BOLIVIA MISIONERA, COMPARTE TU FE

CONCLUSIONES

En la ciudad de Santa Cruz, cumpliendo el mandato de Jesús -“vayan y anuncien mi Evangelio a todas las naciones”- delegados de las jurisdicciones eclesiásticas de Bolivia, colaboradores pastorales y voluntarios hemos venido a celebrar la tarea misionera de la Iglesia y hacer realidad el lema: “Bolivia Misionera, comparte tu Fe”, del VI Congreso Nacional Misionero de nuestra Iglesia que peregrina en Bolivia.

Nuestros objetivos han sido reflexionar sobre nuestro caminar como discípulos misioneros en un mundo pluricultural y secularizado, renovar nuestro compromiso y proyectar entre todos las líneas pastorales que nos permitan responder a los desafíos del mundo de hoy en constante renovación y transformación. Además, nuestros ojos y nuestro corazón han estado puesto en Maracaibo, Venezuela, sede del próximo CAM4 Comla9: Con nuestras reflexiones y aportes queremos ser parte activa y propositiva en el caminar misionero de todo el Continente de América, para que se abra al mundo entero y sea anunciador con esperanza y alegría de la Buena Nueva de Jesús.

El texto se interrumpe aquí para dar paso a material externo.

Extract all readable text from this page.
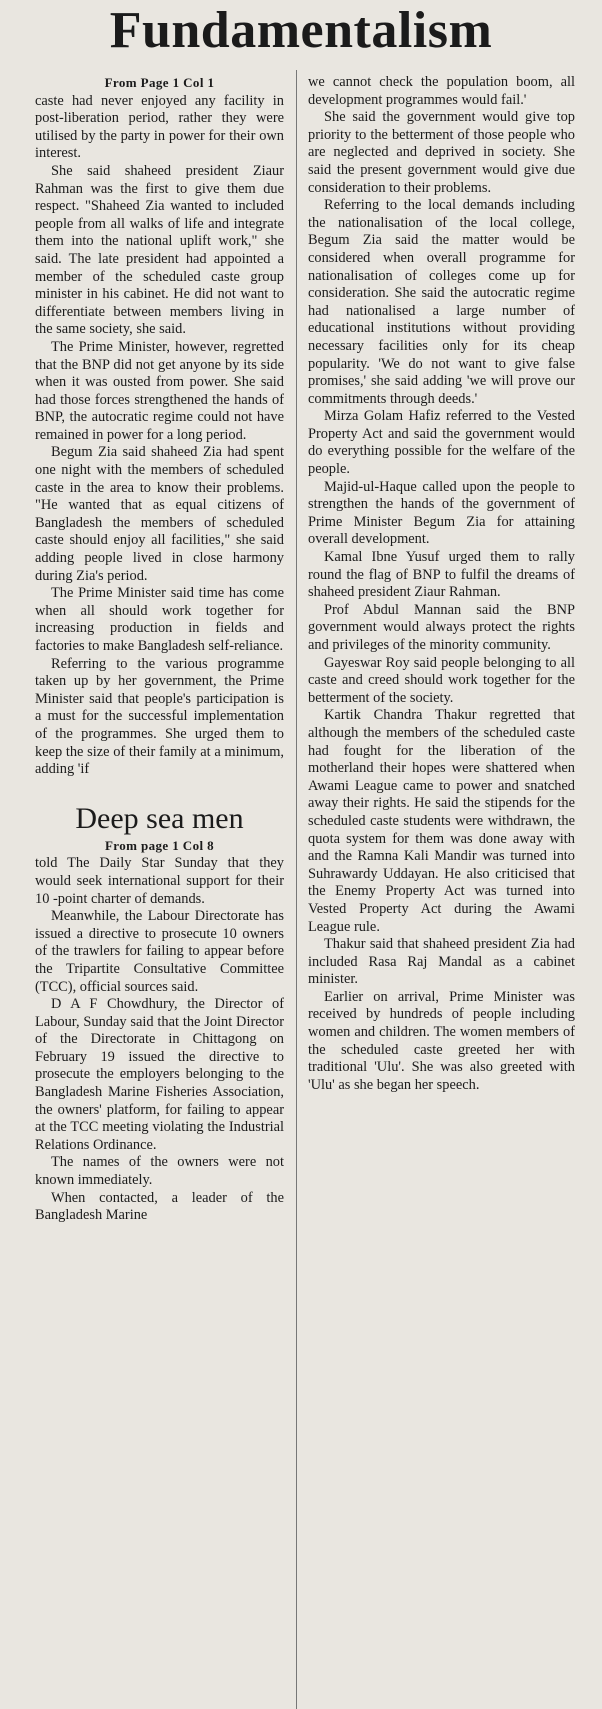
Fundamentalism
From Page 1 Col 1

caste had never enjoyed any facility in post-liberation period, rather they were utilised by the party in power for their own interest.

She said shaheed president Ziaur Rahman was the first to give them due respect. "Shaheed Zia wanted to included people from all walks of life and integrate them into the national uplift work," she said. The late president had appointed a member of the scheduled caste group minister in his cabinet. He did not want to differentiate between members living in the same society, she said.

The Prime Minister, however, regretted that the BNP did not get anyone by its side when it was ousted from power. She said had those forces strengthened the hands of BNP, the autocratic regime could not have remained in power for a long period.

Begum Zia said shaheed Zia had spent one night with the members of scheduled caste in the area to know their problems. "He wanted that as equal citizens of Bangladesh the members of scheduled caste should enjoy all facilities," she said adding people lived in close harmony during Zia's period.

The Prime Minister said time has come when all should work together for increasing production in fields and factories to make Bangladesh self-reliance.

Referring to the various programme taken up by her government, the Prime Minister said that people's participation is a must for the successful implementation of the programmes. She urged them to keep the size of their family at a minimum, adding 'if

Deep sea men
From page 1 Col 8

told The Daily Star Sunday that they would seek international support for their 10 -point charter of demands.

Meanwhile, the Labour Directorate has issued a directive to prosecute 10 owners of the trawlers for failing to appear before the Tripartite Consultative Committee (TCC), official sources said.

D A F Chowdhury, the Director of Labour, Sunday said that the Joint Director of the Directorate in Chittagong on February 19 issued the directive to prosecute the employers belonging to the Bangladesh Marine Fisheries Association, the owners' platform, for failing to appear at the TCC meeting violating the Industrial Relations Ordinance.

The names of the owners were not known immediately.

When contacted, a leader of the Bangladesh Marine

we cannot check the population boom, all development programmes would fail.'

She said the government would give top priority to the betterment of those people who are neglected and deprived in society. She said the present government would give due consideration to their problems.

Referring to the local demands including the nationalisation of the local college, Begum Zia said the matter would be considered when overall programme for nationalisation of colleges come up for consideration. She said the autocratic regime had nationalised a large number of educational institutions without providing necessary facilities only for its cheap popularity. 'We do not want to give false promises,' she said adding 'we will prove our commitments through deeds.'

Mirza Golam Hafiz referred to the Vested Property Act and said the government would do everything possible for the welfare of the people.

Majid-ul-Haque called upon the people to strengthen the hands of the government of Prime Minister Begum Zia for attaining overall development.

Kamal Ibne Yusuf urged them to rally round the flag of BNP to fulfil the dreams of shaheed president Ziaur Rahman.

Prof Abdul Mannan said the BNP government would always protect the rights and privileges of the minority community.

Gayeswar Roy said people belonging to all caste and creed should work together for the betterment of the society.

Kartik Chandra Thakur regretted that although the members of the scheduled caste had fought for the liberation of the motherland their hopes were shattered when Awami League came to power and snatched away their rights. He said the stipends for the scheduled caste students were withdrawn, the quota system for them was done away with and the Ramna Kali Mandir was turned into Suhrawardy Uddayan. He also criticised that the Enemy Property Act was turned into Vested Property Act during the Awami League rule.

Thakur said that shaheed president Zia had included Rasa Raj Mandal as a cabinet minister.

Earlier on arrival, Prime Minister was received by hundreds of people including women and children. The women members of the scheduled caste greeted her with traditional 'Ulu'. She was also greeted with 'Ulu' as she began her speech.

Impulsados por el Espíritu, con los ojos del Padre y a partir del encuentro con Cristo hemos puesto nuestra mirada en la realidad del mundo que nos rodea y en la de nuestra misma Iglesia:

– Nuestra realidad es rica por las diferentes culturas que se caracterizan por su historia, su idioma, su relación con la creación y los hermanos, y sus manifestaciones y tradiciones religiosas. También las culturas modernas y post modernas, rurales y urbanas, marcan el caminar de nuestro país. Como Iglesia las valoramos y reconocemos como oportunidad de enriquecimiento mutuo. El Evangelio llega a todas ellas. Como discípulos misioneros “debemos presentar a Jesús de Nazaret compartiendo la esperanza y las angustias de su pueblo…” (Puebla 176). Esto implica, al mismo tiempo, la valoración y el respeto de nuestros pueblos y el compromiso de encarnar el Evangelio en sus culturas. Jesús, al hacerse hombre como nosotros y en medio de nosotros, ha asumido una cultura específica, valorándola, purificándola y enriqueciéndola. En su Encarnación, todas las culturas del mundo han sido asumidas y enaltecidas.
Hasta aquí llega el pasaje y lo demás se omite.